Die Behauptung, jedem Skandal sei ein Normbruch vorausgegangen, macht die Sache nicht weniger komplex. Auf verschiedene Weisen stellen sich gesellschaftliche Normierungen als vielschichtige Prozesse heraus; menschliche Normen als überraschend unbestimmt. Michael Dellwing betont das in seinem Beitrag besonders radikal: Unter Verwendung der Theoreme von Erving Goffmann besteht er auf der Performativität von Normen: „Soziale Beziehungen sind, ebenso wie soziale Identitäten, Normen und Normbrüche, keine abstrakten Objekte in der Welt, sondern bestehen nur, solange sie gegenseitig (und in einem Kontext) definiert werden.“ Er wendet sich damit kritisch gegen eine Festschreibung von Normen in wissenschaftlichen Auseinandersetzungen mit dem Skandal, die ihn somit selbst fortführten statt zu analysieren. Wenn sein Beitrag auch durch einen besonders hohen Reflexionsgrad hervorsticht, übersieht er doch, dass in den seltensten Fällen „die Norm“ als unumstößlich und eindeutig dargestellt wird: Auch die übrigen Beiträge reflektieren ihre Wandelbarkeit.
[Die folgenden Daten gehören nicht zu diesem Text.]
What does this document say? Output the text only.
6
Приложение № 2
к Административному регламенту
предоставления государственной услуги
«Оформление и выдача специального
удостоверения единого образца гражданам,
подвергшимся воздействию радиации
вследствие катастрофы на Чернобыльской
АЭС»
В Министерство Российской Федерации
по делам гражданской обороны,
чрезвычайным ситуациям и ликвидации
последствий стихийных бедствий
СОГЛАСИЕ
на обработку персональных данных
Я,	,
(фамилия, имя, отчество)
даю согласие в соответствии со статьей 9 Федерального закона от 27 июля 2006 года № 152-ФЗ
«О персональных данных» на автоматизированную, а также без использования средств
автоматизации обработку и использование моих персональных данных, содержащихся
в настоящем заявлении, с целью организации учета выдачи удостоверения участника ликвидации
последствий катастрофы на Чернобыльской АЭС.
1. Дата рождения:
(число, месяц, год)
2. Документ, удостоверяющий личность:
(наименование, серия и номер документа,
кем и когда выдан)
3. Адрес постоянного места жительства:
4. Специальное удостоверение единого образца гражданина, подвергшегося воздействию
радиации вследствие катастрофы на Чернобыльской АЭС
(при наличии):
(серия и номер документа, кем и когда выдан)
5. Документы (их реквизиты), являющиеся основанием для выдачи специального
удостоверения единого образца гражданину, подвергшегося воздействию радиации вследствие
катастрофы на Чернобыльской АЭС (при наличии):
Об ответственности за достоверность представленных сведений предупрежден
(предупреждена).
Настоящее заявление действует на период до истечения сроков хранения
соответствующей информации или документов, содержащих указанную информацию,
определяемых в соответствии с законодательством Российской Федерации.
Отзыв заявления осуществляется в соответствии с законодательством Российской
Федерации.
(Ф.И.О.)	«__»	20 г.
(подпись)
Birgit Aschmann etwa zeigt, dass die spanische Königin Isabella II. zwar durch den Ehebruch kurz nach ihrer Hochzeit gegen „genderbezogene Leitbilder“ verstieß, dieser jedoch gegenüber dem Verhalten ihres Ehemannes zunächst in den Hintergrund rückte: Francisco de Asís äußerte sich mehrmals in der Öffentlichkeit über das Verhalten der Königin – offensichtlich um zu ihrem Sturz beizutragen und selbst die Regierungsgeschäfte übernehmen zu können. Damit empörte er die Untertanen mehr als seine Frau. Später diskreditierte sie sich in den Augen der Liberalen durch finanzielle Unterstützung des Klerus ein weiteres Mal. Aschmann spricht von einer „kumulativen Skandalisierung“: Nach und nach ergänzten sich Sex-, Politik- und Finanzskandale zu einem Bild Isabellas, das als „langlebiger Topos“ den antimonarchistischen Diskurs in Spanien bis heute prägt.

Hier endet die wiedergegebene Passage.